Pubdate: Tue, 22 Jun 2004
Source: Daily Nation (Kenya)
Copyright: 2004 Nation Newspapers
Author: David Aduda



One in every three of Kenya's high school students takes alcohol.

Another 8.3 per cent smoke cigarettes, while almost one in every 10
(9.1 per cent ) chews miraa. About 3 per cent smoke bhang.

These are some of the statistics tabled at the annual conference of
secondary school headteachers that started in Nairobi yesterday.

Releasing the figures, the acting co-ordinator of the National Agency
for the Campaign Against Drugs Abuse (Nacada), Mrs Roselyne Onyuka,
said students also took hard drugs, including heroin, cocaine, mandrax
and tranquillisers.

"Our surveys reveal that, although some students are initiated into
this anti-social behaviour when they join secondary schools, college
or university, quite a number start abusing drugs in primary school,
some as young as eight or 10 years," she said.

Mrs Onyuka, a former senior deputy director of education in charge of
the Secondary Division, urged headteachers to be vigilant and detect
students abusing drugs. Abuse of substances was caused by peer
pressure, availability, family problems, depression, anxiety and poor
law enforcement, the meeting heard.

The official said drug abuse, poverty and Aids were some of the causes
of school indiscipline.

She noted: "The tragedy is that these are mutually reinforcing. Drug
abuse leads, among other things, to risky behaviour that gives rise to
Aids, which impoverishes families."

Drugs induced violent behaviour and led to poor academic performance
and poor health.

"A perusal of school discipline books shows offences such as smoking,
drinking, selling and buying drugs and many students have been caught
swallowing, sniffing and smoking various types of drugs," she added.

To prevent drug and substance abuse, the official said, parents and
communities needed to join hands with teachers to counsel students.

Parents should discuss the dangers of drugs with their children
because lack of correct information exposed youngsters to dangerous

Schools were asked to identify drug peddlers and bring them to book.
They should also set up clubs and provide recreation to keep students
out of mischief.

Religious organisations, too, must step in.

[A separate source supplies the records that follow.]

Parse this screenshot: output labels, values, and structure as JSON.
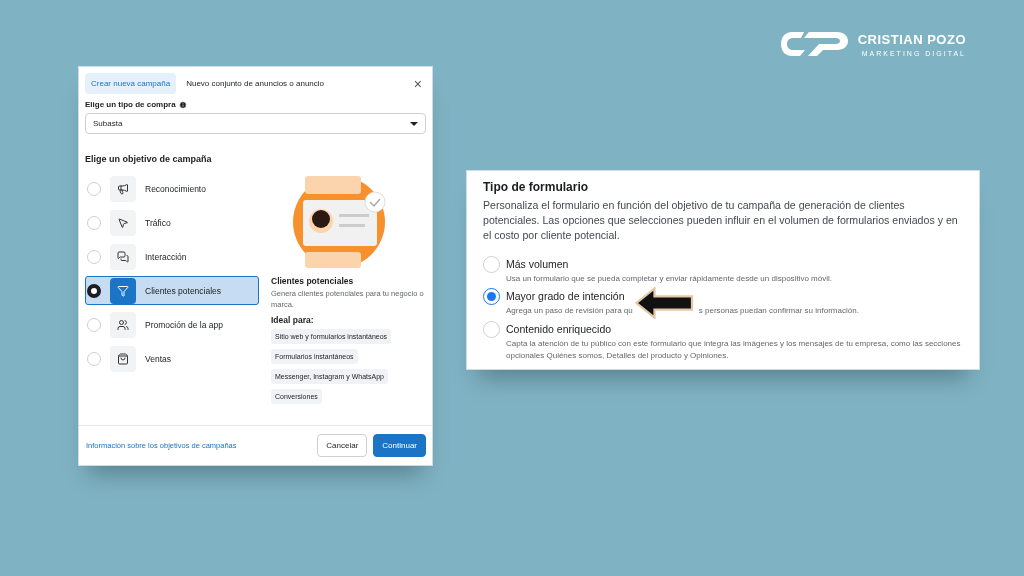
{
  "brand": {
    "name": "CRISTIAN POZO",
    "tagline": "MARKETING DIGITAL"
  },
  "dialog": {
    "tabs": [
      {
        "label": "Crear nueva campaña",
        "selected": true
      },
      {
        "label": "Nuevo conjunto de anuncios o anuncio",
        "selected": false
      }
    ],
    "close": "×",
    "buy_type": {
      "label": "Elige un tipo de compra",
      "value": "Subasta"
    },
    "objective_title": "Elige un objetivo de campaña",
    "objectives": [
      {
        "label": "Reconocimiento",
        "selected": false
      },
      {
        "label": "Tráfico",
        "selected": false
      },
      {
        "label": "Interacción",
        "selected": false
      },
      {
        "label": "Clientes potenciales",
        "selected": true
      },
      {
        "label": "Promoción de la app",
        "selected": false
      },
      {
        "label": "Ventas",
        "selected": false
      }
    ],
    "detail": {
      "title": "Clientes potenciales",
      "description": "Genera clientes potenciales para tu negocio o marca.",
      "ideal_label": "Ideal para:",
      "chips": [
        "Sitio web y formularios instantáneos",
        "Formularios instantáneos",
        "Messenger, Instagram y WhatsApp",
        "Conversiones"
      ]
    },
    "footer": {
      "link": "Información sobre los objetivos de campañas",
      "buttons": [
        {
          "label": "Cancelar",
          "kind": "secondary"
        },
        {
          "label": "Continuar",
          "kind": "primary"
        }
      ]
    }
  },
  "form_type": {
    "title": "Tipo de formulario",
    "description": "Personaliza el formulario en función del objetivo de tu campaña de generación de clientes potenciales. Las opciones que selecciones pueden influir en el volumen de formularios enviados y en el costo por cliente potencial.",
    "options": [
      {
        "label": "Más volumen",
        "description": "Usa un formulario que se pueda completar y enviar rápidamente desde un dispositivo móvil.",
        "selected": false
      },
      {
        "label": "Mayor grado de intención",
        "description": "Agrega un paso de revisión para qu",
        "description_after": "s personas puedan confirmar su información.",
        "selected": true,
        "arrow": true
      },
      {
        "label": "Contenido enriquecido",
        "description": "Capta la atención de tu público con este formulario que integra las imágenes y los mensajes de tu empresa, como las secciones opcionales Quiénes somos, Detalles del producto y Opiniones.",
        "selected": false
      }
    ]
  }
}
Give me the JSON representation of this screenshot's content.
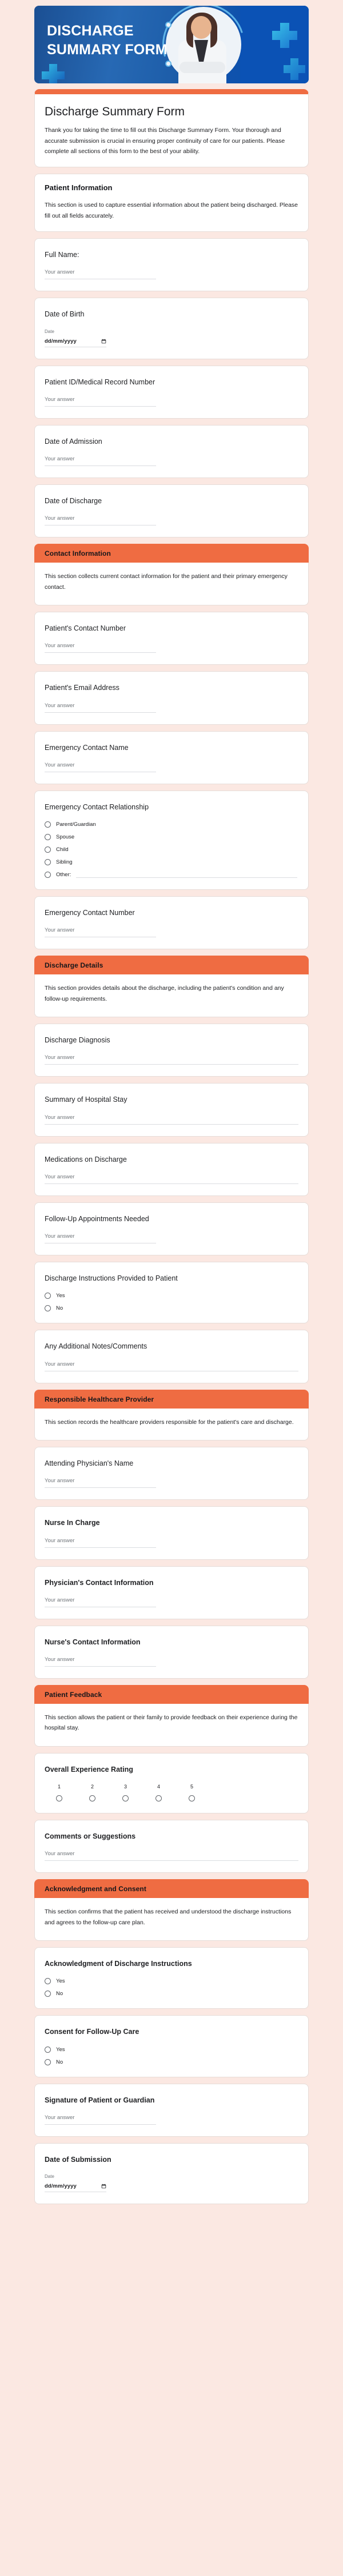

They should educate their
congregations on drug and substance abuse and organiseactivities to
keep young people busy, especially during weekends and school holidays.

Another Nacada official, Mr S. Simiyu, highlighted the strategies
being used to fight drug abuse, including an independent police unit
to crack down on drug trafficking.

The Kenya Secondary Schools Headteachers Association conference, which
brings together 4,000 members, will be officially opened today by
Education minister George Saitoti at the Moi International Sports
Centre, Kasarani.

Association chairman Peterson Muthathai said the meeting would discuss
critical issues in secondary education, including the controversial
bursary scheme, insurance for students and school property, teacher
recruitment and deployment and discipline.

Nation Media Group chief executive Wilfred Kiboro will give the
keynote address. The Group is one of the sponsors.

The teachers are expected to push for bursary funds to be sent
directly to schools, instead of through constituency committees. They
say the committees take long to approve applications.